Solar and Hydro Gains Push Coal Off US Grid

▼ Summary
– US grid demand initially spiked 3% in early 2025, causing a coal resurgence, but growth slowed significantly later in the year.
– By early 2026, the US grid returned to slow demand growth (1.5%) with renewables displacing coal, though weather distortions complicate analysis.
– Solar output rose 24% year-over-year in Q1 2026, offsetting 80% of demand growth, while combined renewables grew 1.8 times faster than demand.
– Fossil fuel use dropped 3% overall, but natural gas slightly increased while coal fell over 10%, a trend potentially impacted by rising gas prices from the Persian Gulf conflict.
– Hydroelectric production surged in early 2026 despite no capacity increase, likely due to early snowmelt from unseasonal western US warmth, which may cause later shortages.
Last year’s early grid data sparked concern that a data-center-driven demand surge was reshaping the US power mix. Demand climbed roughly 3 percent, briefly interrupting coal’s long decline. By year’s end, however, both trends had softened considerably.
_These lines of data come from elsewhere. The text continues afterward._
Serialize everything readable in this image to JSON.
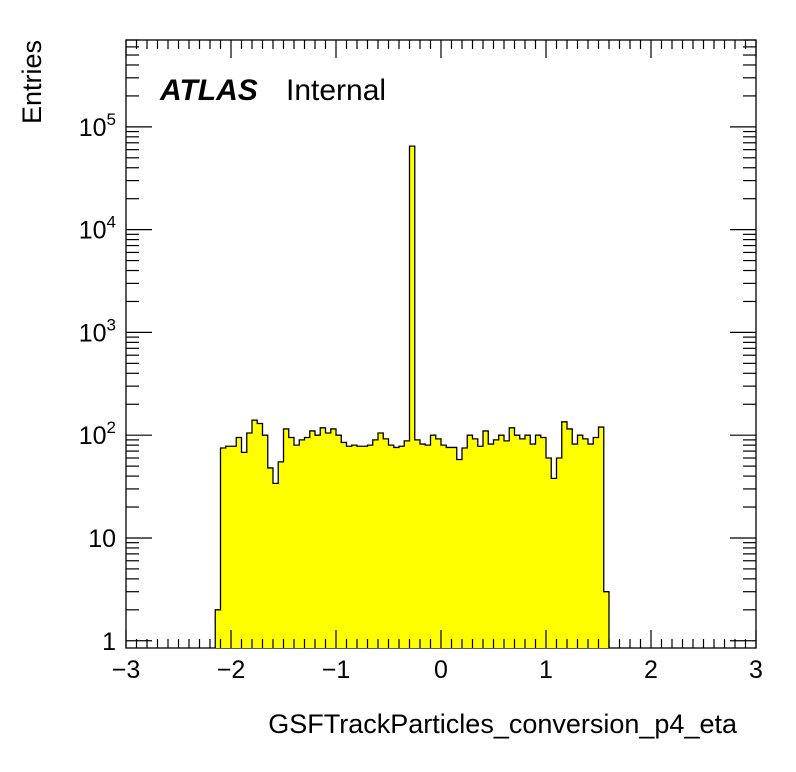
{
  "chart_data": {
    "type": "histogram",
    "xlabel": "GSFTrackParticles_conversion_p4_eta",
    "ylabel": "Entries",
    "xlim": [
      -3,
      3
    ],
    "ylim": [
      0.85,
      700000
    ],
    "yscale": "log",
    "bin_width": 0.05,
    "bin_start": -2.15,
    "fill_color": "#ffff00",
    "line_color": "#000000",
    "label": {
      "atlas": "ATLAS",
      "status": "Internal"
    },
    "x_ticks": [
      {
        "value": -3,
        "label": "−3"
      },
      {
        "value": -2,
        "label": "−2"
      },
      {
        "value": -1,
        "label": "−1"
      },
      {
        "value": 0,
        "label": "0"
      },
      {
        "value": 1,
        "label": "1"
      },
      {
        "value": 2,
        "label": "2"
      },
      {
        "value": 3,
        "label": "3"
      }
    ],
    "y_ticks": [
      {
        "value": 1,
        "base": "1",
        "exp": ""
      },
      {
        "value": 10,
        "base": "10",
        "exp": ""
      },
      {
        "value": 100,
        "base": "10",
        "exp": "2"
      },
      {
        "value": 1000,
        "base": "10",
        "exp": "3"
      },
      {
        "value": 10000,
        "base": "10",
        "exp": "4"
      },
      {
        "value": 100000,
        "base": "10",
        "exp": "5"
      }
    ],
    "values": [
      2,
      75,
      78,
      78,
      95,
      68,
      105,
      140,
      130,
      100,
      48,
      34,
      55,
      115,
      95,
      80,
      90,
      95,
      110,
      100,
      118,
      105,
      115,
      100,
      85,
      78,
      80,
      78,
      78,
      80,
      90,
      105,
      92,
      80,
      76,
      78,
      88,
      65000,
      90,
      82,
      80,
      100,
      92,
      80,
      76,
      76,
      58,
      75,
      100,
      92,
      78,
      110,
      82,
      90,
      100,
      88,
      118,
      100,
      92,
      100,
      82,
      100,
      95,
      60,
      38,
      60,
      135,
      115,
      82,
      100,
      92,
      82,
      95,
      120,
      3
    ]
  }
}
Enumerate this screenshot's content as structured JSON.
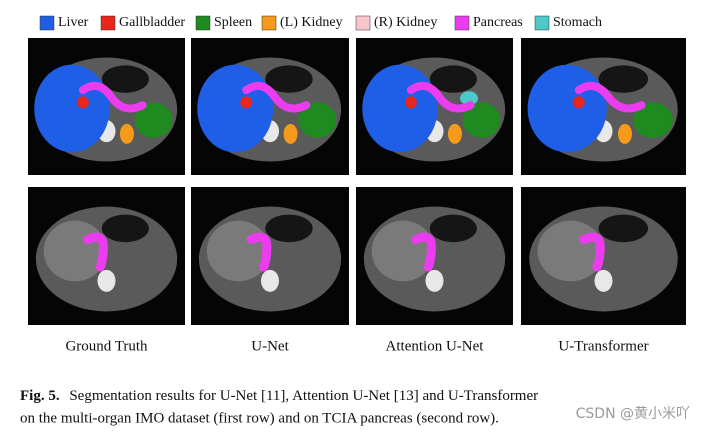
{
  "legend": [
    {
      "label": "Liver",
      "color": "#1f5fe8"
    },
    {
      "label": "Gallbladder",
      "color": "#e8261a"
    },
    {
      "label": "Spleen",
      "color": "#1f8a1f"
    },
    {
      "label": "(L) Kidney",
      "color": "#f59a1a"
    },
    {
      "label": "(R) Kidney",
      "color": "#f7c6cc"
    },
    {
      "label": "Pancreas",
      "color": "#ec3cf0"
    },
    {
      "label": "Stomach",
      "color": "#4ec8c8"
    }
  ],
  "columns": [
    "Ground Truth",
    "U-Net",
    "Attention U-Net",
    "U-Transformer"
  ],
  "caption": {
    "label": "Fig. 5.",
    "lines": [
      "Segmentation results for U-Net [11], Attention U-Net [13] and U-Transformer",
      "on the multi-organ IMO dataset (first row) and on TCIA pancreas (second row)."
    ]
  },
  "watermark": "CSDN @黄小米吖"
}
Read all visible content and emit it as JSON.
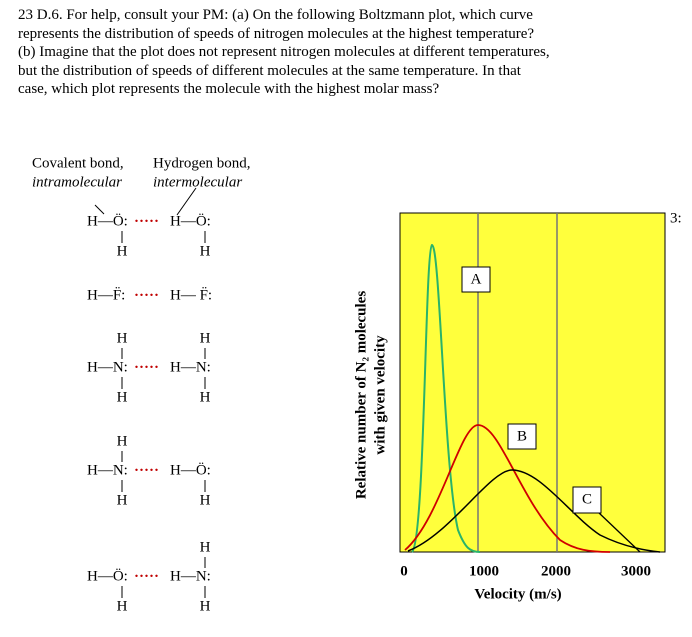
{
  "question": {
    "lines": [
      "23 D.6.  For help, consult your PM: (a) On the following Boltzmann plot, which curve",
      "represents the distribution of speeds of nitrogen molecules at the highest temperature?",
      "(b) Imagine that the plot does not represent nitrogen molecules at different temperatures,",
      "but the distribution of speeds of different molecules at the same temperature.  In that",
      "case, which plot represents the molecule with the highest molar mass?"
    ]
  },
  "legend": {
    "covalent": "Covalent bond,",
    "covalent_sub": "intramolecular",
    "hydrogen": "Hydrogen bond,",
    "hydrogen_sub": "intermolecular"
  },
  "pairs": [
    {
      "donor": "H—Ö:",
      "bond": "·····",
      "acceptor": "H—Ö:",
      "donor_below": "H",
      "acceptor_below": "H"
    },
    {
      "donor": "H—F̈:",
      "bond": "·····",
      "acceptor": "H— F̈:"
    },
    {
      "donor": "H—N:",
      "bond": "·····",
      "acceptor": "H—N:",
      "donor_above": "H",
      "donor_below": "H",
      "acceptor_above": "H",
      "acceptor_below": "H"
    },
    {
      "donor": "H—N:",
      "bond": "·····",
      "acceptor": "H—Ö:",
      "donor_above": "H",
      "donor_below": "H",
      "acceptor_below": "H"
    },
    {
      "donor": "H—Ö:",
      "bond": "·····",
      "acceptor": "H—N:",
      "donor_below": "H",
      "acceptor_above": "H",
      "acceptor_below": "H"
    }
  ],
  "plot": {
    "y_label": [
      "Relative number of N₂ molecules",
      "with given velocity"
    ],
    "x_label": "Velocity (m/s)",
    "xticks": [
      0,
      1000,
      2000,
      3000
    ],
    "curve_labels": [
      "A",
      "B",
      "C"
    ],
    "corner_text": "3:"
  }
}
Now, just months later, the US grid has returned to its familiar pattern: modest demand growth paired with renewables steadily displacing coal. The standout exception is hydroelectric generation, which has surged without any corresponding capacity expansion. Analysts attribute this to unusually warm weather across the western US, which triggered early snowpack melting. That could create supply challenges later in the year.
Fossil fuels are losing ground as clean energy expands. US electricity demand rose just 1.5 percent in the first quarter of 2026 compared to the same period in 2025. Weather often drives early-year demand shifts, but 2026 presented an unusual split: the western half of the country experienced unseasonable heat while the eastern half endured a deep freeze. Given these extremes, it’s wise to wait for more data before drawing firm conclusions from the modest demand uptick.
The most significant shift remains solar’s rapid growth. Solar output increased 24 percent year-over-year in the first quarter, offsetting 80 percent of the rise in demand. Combined, the three major renewables,wind, solar, and hydro,grew 11 percent compared to the same quarter last year, roughly 1.8 times the rate of demand growth.
With renewable expansion outpacing demand, fossil fuels had no room to grow. Overall fossil fuel generation fell about 3 percent year-over-year, a drop comparable in absolute terms to the increase in demand. Natural gas use, however, edged up slightly, meaning coal bore the brunt of the decline, falling more than 10 percent. That calculus could shift if the ongoing Persian Gulf conflict drives global natural gas prices higher, but that dynamic had not yet materialized in this data set.